陸老夫人吩咐鐘嬸:“晚上多煲點湯,旎歌太瘦了,好好給她補補。”
鐘嬸哎了聲,便進廚房忙碌起來。
又過了許久,陸宴嶺才帶著人從樓上下來。
他衣裝筆挺一絲不茍,神色晏然自若,仿佛就只是帶著人上樓參觀了一圈下來。
而走在他身后的趙旎歌卻不自在地勾著耳邊碎發,臉頰耳后還有尚未退卻的可疑紅暈。
坐在客廳喝茶逗貓的陸夫人見他們下來,笑著招手:“旎歌,快過來吃茶點。”
陸宴嶺卻一把攥住身后女人的手,說:“不吃了,我帶她去湖邊逛逛。”
趙旎歌也趕緊說:“伯母,我一會兒再回來陪您喝茶。”
說完,她趕緊小跑幾步,跟在陸宴嶺身邊往外走。
生怕被老太太看出什么異樣來。
趙旎歌見男人一副氣定神閑的模樣,有點羞惱地擰了他胳膊一把。
但陸宴嶺那一身硬邦邦的肌肉她擰著反而手疼,只能氣得打他。
陸宴嶺嘴角愉悅輕掀,把她的小手握在掌心捏了捏t。
陸老夫人在屋子里見了,也滿意點頭。
嗯,瞧兩人這黏糊勁兒,看來得趕緊把日子定一定了。
第66章 戒指
陸宴嶺帶著趙旎歌出去時,在外面草坪的亭中看到陸老爺子和陸和泰大哥坐在那兒下棋聊天。
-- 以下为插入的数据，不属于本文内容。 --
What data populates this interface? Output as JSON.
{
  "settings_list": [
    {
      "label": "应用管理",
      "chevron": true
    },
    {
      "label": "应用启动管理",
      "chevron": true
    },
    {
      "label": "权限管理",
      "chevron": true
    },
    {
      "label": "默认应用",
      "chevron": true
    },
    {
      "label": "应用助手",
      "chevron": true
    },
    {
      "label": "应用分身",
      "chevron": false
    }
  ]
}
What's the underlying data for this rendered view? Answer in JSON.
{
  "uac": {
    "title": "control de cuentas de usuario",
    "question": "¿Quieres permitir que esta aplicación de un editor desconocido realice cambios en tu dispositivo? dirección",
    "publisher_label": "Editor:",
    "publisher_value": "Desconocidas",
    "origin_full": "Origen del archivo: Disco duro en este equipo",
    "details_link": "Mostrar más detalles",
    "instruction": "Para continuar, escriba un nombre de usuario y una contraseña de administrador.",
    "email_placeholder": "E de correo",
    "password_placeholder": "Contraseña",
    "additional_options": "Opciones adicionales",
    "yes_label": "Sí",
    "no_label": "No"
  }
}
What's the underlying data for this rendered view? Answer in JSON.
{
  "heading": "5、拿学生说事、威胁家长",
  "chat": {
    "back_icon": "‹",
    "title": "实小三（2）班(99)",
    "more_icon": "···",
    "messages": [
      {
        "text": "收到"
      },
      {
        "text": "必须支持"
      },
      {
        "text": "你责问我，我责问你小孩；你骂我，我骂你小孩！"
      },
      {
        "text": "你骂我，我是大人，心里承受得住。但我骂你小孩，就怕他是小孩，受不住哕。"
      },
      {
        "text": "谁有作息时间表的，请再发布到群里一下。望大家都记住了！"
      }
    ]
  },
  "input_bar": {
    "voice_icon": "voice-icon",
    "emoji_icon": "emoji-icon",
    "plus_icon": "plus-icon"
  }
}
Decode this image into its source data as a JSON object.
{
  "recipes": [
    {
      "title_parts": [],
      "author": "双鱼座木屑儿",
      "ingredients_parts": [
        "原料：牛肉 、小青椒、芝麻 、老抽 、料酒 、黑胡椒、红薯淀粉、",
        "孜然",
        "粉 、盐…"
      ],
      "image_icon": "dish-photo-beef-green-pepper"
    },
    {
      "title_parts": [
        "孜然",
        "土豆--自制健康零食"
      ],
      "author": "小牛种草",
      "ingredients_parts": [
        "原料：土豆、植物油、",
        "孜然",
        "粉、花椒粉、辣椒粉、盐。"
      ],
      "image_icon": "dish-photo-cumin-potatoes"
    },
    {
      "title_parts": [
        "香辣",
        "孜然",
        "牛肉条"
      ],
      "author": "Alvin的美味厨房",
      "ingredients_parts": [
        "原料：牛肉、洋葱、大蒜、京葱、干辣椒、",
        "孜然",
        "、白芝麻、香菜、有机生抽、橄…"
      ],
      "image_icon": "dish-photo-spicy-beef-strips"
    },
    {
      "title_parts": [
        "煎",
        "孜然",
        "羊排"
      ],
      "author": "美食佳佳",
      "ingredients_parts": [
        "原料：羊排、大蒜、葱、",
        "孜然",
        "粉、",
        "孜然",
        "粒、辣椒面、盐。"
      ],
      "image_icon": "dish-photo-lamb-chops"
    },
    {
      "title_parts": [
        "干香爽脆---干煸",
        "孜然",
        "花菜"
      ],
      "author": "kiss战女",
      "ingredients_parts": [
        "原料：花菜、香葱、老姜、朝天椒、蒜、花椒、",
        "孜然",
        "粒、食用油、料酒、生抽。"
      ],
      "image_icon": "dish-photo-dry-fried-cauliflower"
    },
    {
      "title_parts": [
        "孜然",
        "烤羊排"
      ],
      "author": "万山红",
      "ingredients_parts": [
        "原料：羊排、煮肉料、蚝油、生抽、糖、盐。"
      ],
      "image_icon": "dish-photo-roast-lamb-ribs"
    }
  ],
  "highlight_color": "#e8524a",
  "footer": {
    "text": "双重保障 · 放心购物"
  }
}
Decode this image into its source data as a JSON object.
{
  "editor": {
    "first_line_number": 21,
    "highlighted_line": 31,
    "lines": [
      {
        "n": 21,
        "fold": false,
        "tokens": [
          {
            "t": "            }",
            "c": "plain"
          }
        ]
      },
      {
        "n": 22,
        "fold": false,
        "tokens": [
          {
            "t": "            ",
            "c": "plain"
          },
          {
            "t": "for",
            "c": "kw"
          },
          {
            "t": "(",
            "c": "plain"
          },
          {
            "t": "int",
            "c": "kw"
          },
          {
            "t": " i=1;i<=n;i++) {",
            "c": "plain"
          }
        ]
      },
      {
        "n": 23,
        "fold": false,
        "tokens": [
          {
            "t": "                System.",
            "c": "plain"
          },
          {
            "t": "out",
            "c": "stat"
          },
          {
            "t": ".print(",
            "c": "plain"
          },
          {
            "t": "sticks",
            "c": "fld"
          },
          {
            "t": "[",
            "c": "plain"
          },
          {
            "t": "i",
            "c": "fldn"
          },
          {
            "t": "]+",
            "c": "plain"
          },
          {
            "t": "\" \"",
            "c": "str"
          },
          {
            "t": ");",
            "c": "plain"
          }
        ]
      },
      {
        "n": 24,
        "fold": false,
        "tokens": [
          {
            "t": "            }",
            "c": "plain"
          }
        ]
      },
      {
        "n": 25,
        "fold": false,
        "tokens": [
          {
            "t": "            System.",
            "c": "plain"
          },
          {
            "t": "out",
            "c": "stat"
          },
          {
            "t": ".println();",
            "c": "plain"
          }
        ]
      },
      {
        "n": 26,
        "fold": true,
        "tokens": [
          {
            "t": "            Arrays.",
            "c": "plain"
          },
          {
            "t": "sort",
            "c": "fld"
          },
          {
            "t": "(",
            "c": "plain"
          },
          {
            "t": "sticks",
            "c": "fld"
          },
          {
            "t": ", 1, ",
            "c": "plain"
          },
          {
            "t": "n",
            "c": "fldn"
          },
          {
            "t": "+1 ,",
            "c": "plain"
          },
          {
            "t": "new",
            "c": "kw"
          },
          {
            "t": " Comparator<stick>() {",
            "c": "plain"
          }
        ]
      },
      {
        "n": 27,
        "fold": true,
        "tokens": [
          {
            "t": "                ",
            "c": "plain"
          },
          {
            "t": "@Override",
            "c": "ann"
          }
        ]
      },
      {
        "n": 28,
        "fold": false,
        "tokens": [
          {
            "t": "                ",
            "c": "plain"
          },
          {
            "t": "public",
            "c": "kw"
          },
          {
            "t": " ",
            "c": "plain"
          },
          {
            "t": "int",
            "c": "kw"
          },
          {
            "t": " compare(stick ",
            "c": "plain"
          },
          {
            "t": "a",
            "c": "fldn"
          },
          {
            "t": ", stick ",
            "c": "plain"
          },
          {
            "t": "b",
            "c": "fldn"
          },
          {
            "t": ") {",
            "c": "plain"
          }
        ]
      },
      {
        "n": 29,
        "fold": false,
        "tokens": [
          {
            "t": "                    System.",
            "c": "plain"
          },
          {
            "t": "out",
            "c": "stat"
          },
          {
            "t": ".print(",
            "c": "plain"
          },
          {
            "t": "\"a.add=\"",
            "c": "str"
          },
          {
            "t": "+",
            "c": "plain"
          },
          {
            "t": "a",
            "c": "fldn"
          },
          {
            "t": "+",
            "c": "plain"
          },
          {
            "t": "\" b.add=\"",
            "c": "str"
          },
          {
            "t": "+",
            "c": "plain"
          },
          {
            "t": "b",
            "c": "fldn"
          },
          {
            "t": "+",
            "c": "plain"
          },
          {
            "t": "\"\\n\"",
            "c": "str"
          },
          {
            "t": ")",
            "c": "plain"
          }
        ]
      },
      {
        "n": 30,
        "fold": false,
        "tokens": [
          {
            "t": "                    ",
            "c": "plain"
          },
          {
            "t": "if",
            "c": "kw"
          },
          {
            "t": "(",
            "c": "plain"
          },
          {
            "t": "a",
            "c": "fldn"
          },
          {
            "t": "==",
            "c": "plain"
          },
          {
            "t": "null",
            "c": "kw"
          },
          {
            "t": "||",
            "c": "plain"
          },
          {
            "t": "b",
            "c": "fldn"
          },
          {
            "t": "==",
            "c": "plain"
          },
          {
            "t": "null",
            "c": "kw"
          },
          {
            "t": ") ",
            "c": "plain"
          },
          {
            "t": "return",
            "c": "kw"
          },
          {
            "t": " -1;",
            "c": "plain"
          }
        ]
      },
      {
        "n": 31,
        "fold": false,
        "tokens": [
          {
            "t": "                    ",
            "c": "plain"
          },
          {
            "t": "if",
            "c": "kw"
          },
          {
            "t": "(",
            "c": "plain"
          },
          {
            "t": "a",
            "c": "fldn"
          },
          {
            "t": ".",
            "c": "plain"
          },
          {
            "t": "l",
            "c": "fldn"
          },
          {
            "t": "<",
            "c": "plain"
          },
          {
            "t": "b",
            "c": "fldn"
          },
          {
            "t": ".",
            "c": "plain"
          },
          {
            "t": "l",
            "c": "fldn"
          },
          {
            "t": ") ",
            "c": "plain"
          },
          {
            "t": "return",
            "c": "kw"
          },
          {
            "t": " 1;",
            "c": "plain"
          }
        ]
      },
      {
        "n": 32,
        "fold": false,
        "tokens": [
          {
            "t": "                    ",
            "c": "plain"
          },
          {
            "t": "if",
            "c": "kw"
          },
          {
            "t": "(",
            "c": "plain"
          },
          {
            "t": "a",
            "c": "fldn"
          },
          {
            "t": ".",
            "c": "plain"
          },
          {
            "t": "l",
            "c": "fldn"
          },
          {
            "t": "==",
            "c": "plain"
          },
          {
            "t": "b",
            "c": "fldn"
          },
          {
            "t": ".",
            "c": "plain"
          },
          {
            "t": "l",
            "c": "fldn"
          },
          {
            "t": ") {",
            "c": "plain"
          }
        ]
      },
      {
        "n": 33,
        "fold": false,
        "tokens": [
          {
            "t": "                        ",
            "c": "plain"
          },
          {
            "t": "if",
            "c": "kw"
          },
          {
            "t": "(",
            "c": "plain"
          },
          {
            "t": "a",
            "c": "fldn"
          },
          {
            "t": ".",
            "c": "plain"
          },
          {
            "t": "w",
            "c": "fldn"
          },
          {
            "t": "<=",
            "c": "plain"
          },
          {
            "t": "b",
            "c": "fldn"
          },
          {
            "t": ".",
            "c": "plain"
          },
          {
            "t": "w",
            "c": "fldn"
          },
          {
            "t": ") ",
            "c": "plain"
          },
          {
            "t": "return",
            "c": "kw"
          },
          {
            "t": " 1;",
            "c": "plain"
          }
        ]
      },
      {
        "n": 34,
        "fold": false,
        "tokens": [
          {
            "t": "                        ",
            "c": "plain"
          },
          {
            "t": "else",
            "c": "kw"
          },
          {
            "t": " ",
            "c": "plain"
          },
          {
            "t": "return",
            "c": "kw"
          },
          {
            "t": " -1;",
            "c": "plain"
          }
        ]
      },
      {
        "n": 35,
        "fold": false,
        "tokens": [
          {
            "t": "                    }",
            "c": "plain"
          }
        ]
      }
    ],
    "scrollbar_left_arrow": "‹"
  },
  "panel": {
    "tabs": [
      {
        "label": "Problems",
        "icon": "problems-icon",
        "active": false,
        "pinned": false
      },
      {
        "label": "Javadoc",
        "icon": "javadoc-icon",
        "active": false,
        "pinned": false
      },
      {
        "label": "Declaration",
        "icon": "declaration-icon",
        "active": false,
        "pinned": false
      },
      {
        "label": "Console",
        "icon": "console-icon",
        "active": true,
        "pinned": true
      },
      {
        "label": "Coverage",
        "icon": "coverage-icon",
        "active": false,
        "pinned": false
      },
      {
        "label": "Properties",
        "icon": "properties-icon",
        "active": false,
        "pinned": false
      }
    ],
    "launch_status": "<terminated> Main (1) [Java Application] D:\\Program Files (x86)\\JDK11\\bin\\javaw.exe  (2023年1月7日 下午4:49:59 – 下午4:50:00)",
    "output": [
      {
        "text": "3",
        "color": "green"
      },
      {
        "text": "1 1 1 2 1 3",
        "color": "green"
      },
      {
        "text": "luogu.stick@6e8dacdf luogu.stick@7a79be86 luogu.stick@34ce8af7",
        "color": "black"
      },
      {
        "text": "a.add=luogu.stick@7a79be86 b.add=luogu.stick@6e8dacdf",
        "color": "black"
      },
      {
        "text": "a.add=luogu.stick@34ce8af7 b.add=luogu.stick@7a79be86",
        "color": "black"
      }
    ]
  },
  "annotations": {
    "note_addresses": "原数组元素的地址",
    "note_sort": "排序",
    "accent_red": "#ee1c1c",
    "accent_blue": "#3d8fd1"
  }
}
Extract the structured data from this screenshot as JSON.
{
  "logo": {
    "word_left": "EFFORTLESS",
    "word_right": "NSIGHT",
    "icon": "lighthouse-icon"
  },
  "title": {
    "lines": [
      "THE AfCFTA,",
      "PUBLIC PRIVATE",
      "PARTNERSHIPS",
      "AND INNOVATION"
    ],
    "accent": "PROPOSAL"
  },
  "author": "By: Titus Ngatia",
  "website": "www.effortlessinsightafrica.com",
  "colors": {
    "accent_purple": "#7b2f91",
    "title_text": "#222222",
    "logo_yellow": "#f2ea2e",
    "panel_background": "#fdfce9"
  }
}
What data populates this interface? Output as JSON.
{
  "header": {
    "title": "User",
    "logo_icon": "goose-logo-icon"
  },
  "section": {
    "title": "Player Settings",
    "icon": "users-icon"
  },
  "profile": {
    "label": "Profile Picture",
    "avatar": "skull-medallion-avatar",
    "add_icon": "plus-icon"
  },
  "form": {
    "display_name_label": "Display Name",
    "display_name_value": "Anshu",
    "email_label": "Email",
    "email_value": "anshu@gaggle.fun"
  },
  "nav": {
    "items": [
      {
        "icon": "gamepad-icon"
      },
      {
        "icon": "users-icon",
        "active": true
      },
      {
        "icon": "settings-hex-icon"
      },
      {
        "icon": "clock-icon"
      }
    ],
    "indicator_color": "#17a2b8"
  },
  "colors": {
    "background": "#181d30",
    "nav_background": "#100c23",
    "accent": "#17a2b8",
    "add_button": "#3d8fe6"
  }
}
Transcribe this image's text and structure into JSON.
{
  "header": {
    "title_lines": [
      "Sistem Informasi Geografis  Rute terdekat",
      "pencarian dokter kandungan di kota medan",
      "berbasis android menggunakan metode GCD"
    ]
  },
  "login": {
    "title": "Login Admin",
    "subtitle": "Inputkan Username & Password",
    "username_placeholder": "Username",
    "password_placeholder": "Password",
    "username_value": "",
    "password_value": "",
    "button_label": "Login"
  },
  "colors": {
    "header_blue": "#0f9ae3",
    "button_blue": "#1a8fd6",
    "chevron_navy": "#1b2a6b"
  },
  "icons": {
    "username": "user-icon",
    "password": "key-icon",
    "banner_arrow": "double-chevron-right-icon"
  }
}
老爺子年輕時打了半輩子仗,現在老了退休,也喜歡沒事兒下下象棋。
但陸和泰哪兒是老爺子的對手,棋局過半就被殺得片甲不留,見到陸宴嶺出來,連忙搬救兵:“宴嶺,你來陪爸下兩局。”
陸宴嶺看了看腕表,便帶著趙旎歌過去。